Wednesday, November 12, 2014

Julie's Journal : The Haunting of Hill House by Shirley Jackson

In the weeks leading up to Halloween, I saw several recommendations for good ghost stories.  Now, I'm not normally a big reader of ghost stories, but I kept seeing The Haunting of Hill House come up as a must read - a classic of the genre.  After reading several reviews and discovering that it has been adapted for film twice since its publication in 1959, I decided to give it a try. 

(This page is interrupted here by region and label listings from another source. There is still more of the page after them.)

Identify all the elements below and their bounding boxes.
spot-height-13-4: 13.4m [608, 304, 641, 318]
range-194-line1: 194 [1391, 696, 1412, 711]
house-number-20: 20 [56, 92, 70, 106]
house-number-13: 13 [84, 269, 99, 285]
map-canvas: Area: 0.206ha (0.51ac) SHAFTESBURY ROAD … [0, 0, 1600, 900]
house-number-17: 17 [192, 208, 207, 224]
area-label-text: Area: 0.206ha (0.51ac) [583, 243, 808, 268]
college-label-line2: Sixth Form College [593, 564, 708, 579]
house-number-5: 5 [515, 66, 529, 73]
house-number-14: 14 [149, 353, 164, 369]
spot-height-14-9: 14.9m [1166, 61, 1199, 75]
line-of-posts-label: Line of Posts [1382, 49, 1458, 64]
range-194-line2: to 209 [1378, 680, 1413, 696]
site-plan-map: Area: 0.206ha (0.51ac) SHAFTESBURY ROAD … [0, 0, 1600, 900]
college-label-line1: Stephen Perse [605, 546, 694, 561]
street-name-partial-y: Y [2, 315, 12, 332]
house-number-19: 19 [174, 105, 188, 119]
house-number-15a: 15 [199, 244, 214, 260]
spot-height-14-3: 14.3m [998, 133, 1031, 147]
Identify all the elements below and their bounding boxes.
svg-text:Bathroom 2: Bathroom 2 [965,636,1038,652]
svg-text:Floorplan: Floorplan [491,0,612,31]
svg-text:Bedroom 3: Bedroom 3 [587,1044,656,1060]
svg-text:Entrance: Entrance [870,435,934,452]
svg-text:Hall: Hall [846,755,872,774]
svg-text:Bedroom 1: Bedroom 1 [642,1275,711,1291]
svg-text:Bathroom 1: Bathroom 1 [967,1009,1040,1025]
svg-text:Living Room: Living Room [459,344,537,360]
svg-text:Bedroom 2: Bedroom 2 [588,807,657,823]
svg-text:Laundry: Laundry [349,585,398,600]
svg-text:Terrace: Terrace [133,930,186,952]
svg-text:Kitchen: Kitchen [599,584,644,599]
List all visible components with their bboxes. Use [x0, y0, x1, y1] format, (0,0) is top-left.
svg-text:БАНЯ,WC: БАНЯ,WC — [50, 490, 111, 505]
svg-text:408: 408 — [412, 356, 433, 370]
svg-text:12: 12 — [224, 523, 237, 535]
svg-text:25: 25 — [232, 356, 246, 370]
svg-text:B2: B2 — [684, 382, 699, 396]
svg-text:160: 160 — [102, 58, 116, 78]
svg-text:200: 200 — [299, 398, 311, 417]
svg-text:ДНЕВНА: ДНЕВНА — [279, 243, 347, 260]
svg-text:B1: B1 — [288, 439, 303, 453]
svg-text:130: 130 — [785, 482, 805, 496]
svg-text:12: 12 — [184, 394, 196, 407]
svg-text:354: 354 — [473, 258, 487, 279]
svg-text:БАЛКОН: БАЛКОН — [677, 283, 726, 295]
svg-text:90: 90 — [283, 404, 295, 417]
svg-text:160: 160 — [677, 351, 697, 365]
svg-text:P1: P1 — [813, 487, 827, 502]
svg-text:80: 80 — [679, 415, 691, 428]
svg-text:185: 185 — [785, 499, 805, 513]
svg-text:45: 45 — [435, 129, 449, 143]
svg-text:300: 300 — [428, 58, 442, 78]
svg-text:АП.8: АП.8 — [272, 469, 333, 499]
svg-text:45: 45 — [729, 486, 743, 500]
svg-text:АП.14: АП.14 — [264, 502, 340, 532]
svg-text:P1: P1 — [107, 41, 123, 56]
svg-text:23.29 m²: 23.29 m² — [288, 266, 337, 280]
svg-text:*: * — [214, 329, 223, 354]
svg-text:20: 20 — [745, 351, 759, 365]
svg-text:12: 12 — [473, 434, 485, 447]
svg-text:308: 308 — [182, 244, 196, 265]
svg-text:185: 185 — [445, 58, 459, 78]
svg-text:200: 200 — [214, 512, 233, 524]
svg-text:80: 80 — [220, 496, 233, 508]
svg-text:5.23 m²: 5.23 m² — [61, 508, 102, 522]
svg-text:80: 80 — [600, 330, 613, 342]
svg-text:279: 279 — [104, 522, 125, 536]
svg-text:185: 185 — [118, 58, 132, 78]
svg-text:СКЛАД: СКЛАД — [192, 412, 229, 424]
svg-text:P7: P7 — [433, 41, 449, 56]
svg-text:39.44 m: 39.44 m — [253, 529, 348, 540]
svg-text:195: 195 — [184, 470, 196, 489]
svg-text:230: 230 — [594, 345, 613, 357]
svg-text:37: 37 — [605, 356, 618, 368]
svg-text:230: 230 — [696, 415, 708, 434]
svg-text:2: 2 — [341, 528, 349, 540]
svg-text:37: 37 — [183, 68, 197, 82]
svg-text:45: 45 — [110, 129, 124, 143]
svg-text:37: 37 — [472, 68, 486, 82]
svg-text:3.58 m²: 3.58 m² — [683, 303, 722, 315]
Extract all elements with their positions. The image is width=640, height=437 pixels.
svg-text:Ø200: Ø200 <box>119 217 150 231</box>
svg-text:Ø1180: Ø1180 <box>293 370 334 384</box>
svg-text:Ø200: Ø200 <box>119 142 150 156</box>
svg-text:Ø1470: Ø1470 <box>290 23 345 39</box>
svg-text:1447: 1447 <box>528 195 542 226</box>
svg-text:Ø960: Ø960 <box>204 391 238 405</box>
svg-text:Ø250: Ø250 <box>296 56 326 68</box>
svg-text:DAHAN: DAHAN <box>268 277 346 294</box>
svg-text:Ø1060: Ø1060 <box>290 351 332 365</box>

The story centers around Eleanor Vance.  A woman of 32, she has spent the last eleven years of her life caring for her mother.  After her mother passes away, she is at loose ends and jumps at an invitation to spend a few days at Hill House seeking out psychic phenomena.  After an idyllic drive, Eleanor arrives at the house and is immediately repulsed.  She feels an overwhelming urge to flee, but decides she is simply being a scaredy-cat and makes herself stay.  When she meets the other female guest, Theodora, she feels more comfortable.  With the arrival of the doctor researching the house, and Luke, a member of the family that owns the house, their party is complete. 

The horror of the story is that the reader never really knows the nature of the evil in the house.  There is no question that there is something evil there, but whether the evil is the house itself or something residing inside is a mystery.  The house itself becomes a malevolent character in the story.  Told from Eleanor's point of view, the reader is forced to follow along as the house (or its supernatural resident) drives her, rather quickly, into madness.  Maybe her years of isolation with her mother made her more susceptible than the others?  Maybe she was already precariously close to madness, and the house just helped her along?  I think both factors contributed to her inability to resist the forces of Hill House.

I enjoyed The Haunting of Hill House.  It was not what I was expecting from a book labeled "horror".  There was an overriding sense of doom, but it wasn't so dark as to give me nightmares.  I found myself thinking about Eleanor long after I had finished the book.  Her motivations are never completely clear, which fuels in part the speculation about why she descended into insanity so easily. 

Jackson wrote several novels and short stories.  Her other well-known story is the short story The Lottery.  It is commonly read by high school students and I remember reading it myself.  Both The Haunting of Hill House and The Lottery are worth taking the time to read.